Just caught the sneak preview in time. I'll have a go at figuring it out
. I wonder how this tuning would cross over to other instruments.
It just struck me that there are a couple of institutions here that
might be interested in your piping research. Both are based in Glasgow
(Scotland as opposed to Iowa or Utah or whatever). The first is the
Piping Centre at www.thepipingcentre.co.uk.

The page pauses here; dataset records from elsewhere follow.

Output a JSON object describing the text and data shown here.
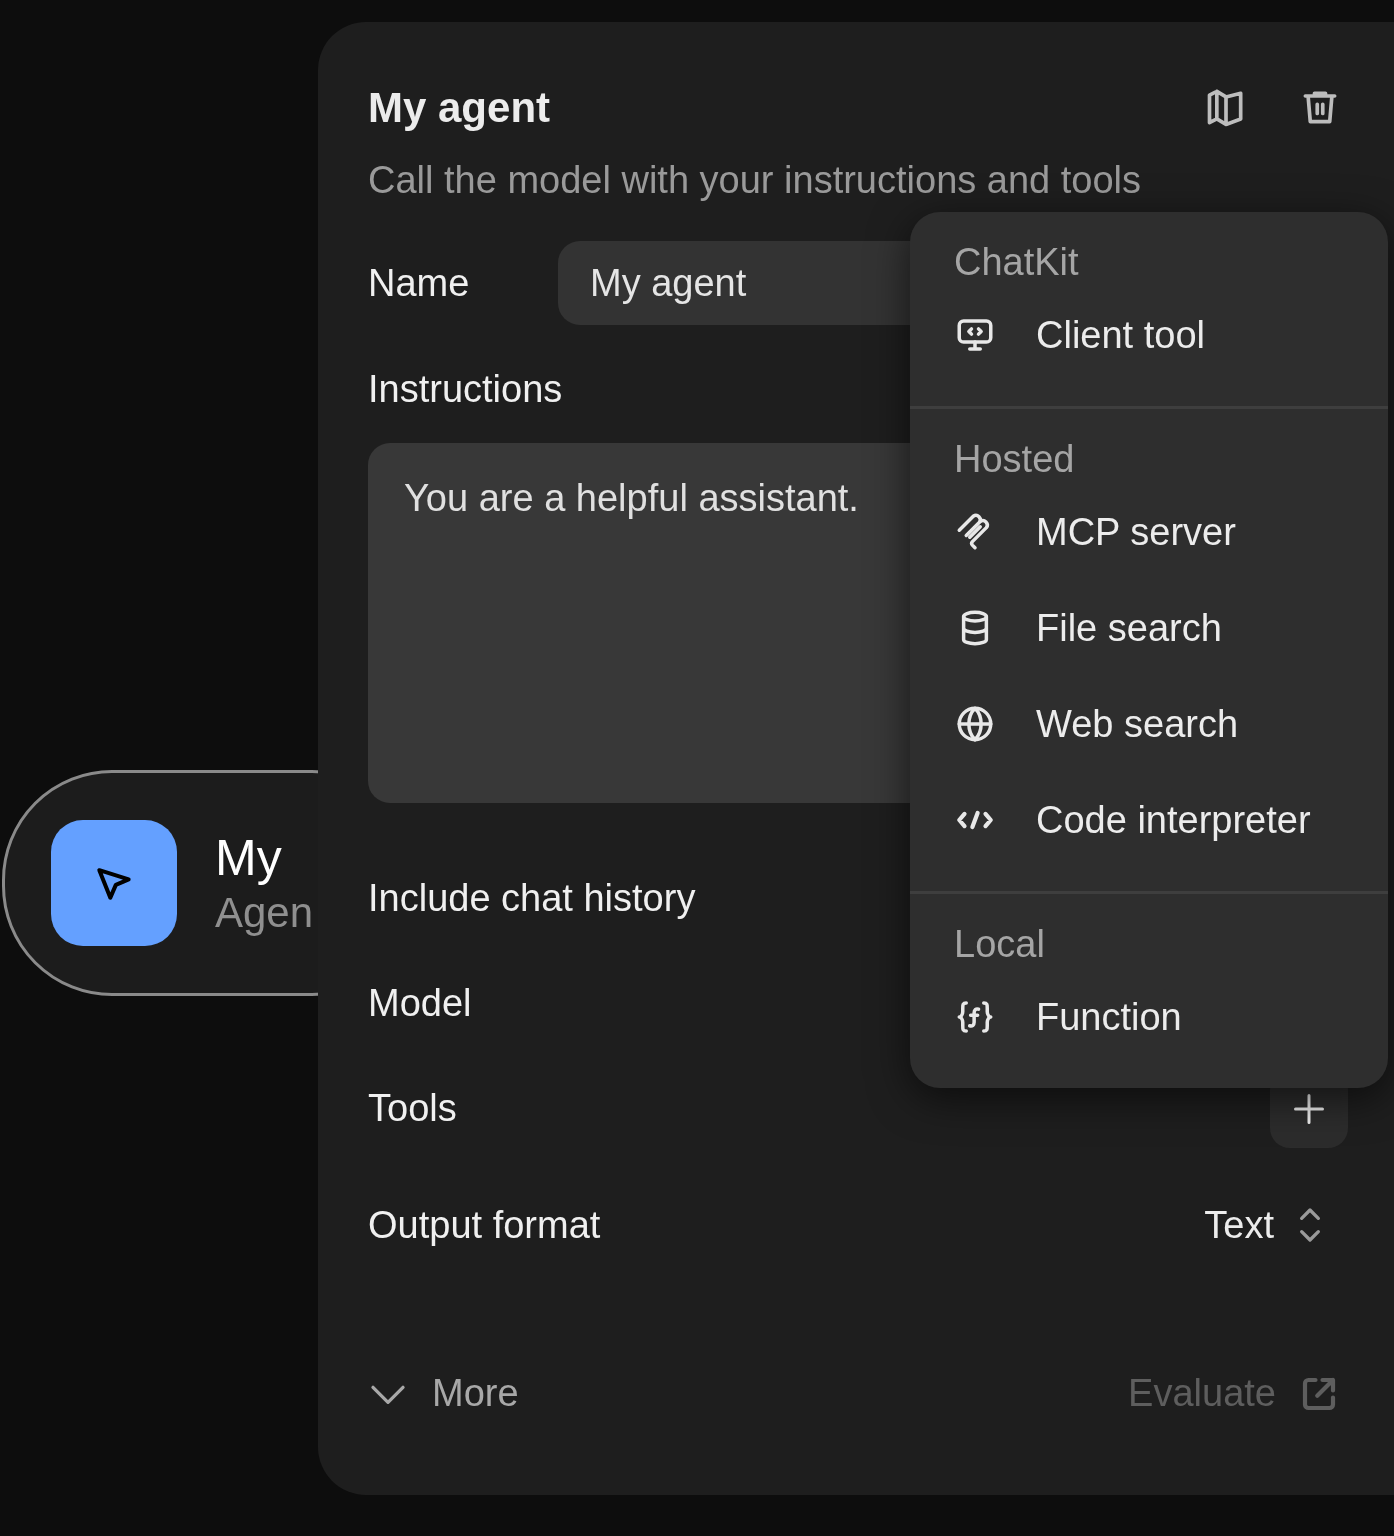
{
  "node": {
    "title": "My",
    "subtitle": "Agen"
  },
  "panel": {
    "title": "My agent",
    "subtitle": "Call the model with your instructions and tools",
    "name": {
      "label": "Name",
      "value": "My agent"
    },
    "instructions": {
      "label": "Instructions",
      "value": "You are a helpful assistant."
    },
    "rows": [
      {
        "label": "Include chat history",
        "kind": "plain"
      },
      {
        "label": "Model",
        "kind": "plain"
      },
      {
        "label": "Tools",
        "kind": "add"
      },
      {
        "label": "Output format",
        "kind": "select",
        "value": "Text"
      }
    ],
    "more": "More",
    "evaluate": "Evaluate"
  },
  "menu": {
    "sections": [
      {
        "heading": "ChatKit",
        "items": [
          {
            "label": "Client tool",
            "kind": "client"
          }
        ]
      },
      {
        "heading": "Hosted",
        "items": [
          {
            "label": "MCP server",
            "kind": "mcp"
          },
          {
            "label": "File search",
            "kind": "file"
          },
          {
            "label": "Web search",
            "kind": "web"
          },
          {
            "label": "Code interpreter",
            "kind": "code"
          }
        ]
      },
      {
        "heading": "Local",
        "items": [
          {
            "label": "Function",
            "kind": "function"
          }
        ]
      }
    ]
  }
}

They might even have done some research of their own. I imagine them to
be quite conservative but fiendishly dedicated to their craft. The other
is the Scottish Music Information Centre (SMIC) at www.smic.org.uk .
They are a clearing house and information centre for all genres of
Scottish music and might hold databases of research and possible links.

To my shame I am quite ignorant of Highland pipe tuning though I have a
big repertoire of pieces arranged for guitar. I know that the thirds are
unusual and I often find the octaves to be compressed in some way but
maybe that's just the playing of the journeymen on the streets of
Edinburgh.

The Dhomnaill daughter is Maighread Ni Dhomnaill and she had a Christmas
song with Donal Lunny called Third Carol For Christmas Day. No doubt
another fine young musician from the Emerald Isle.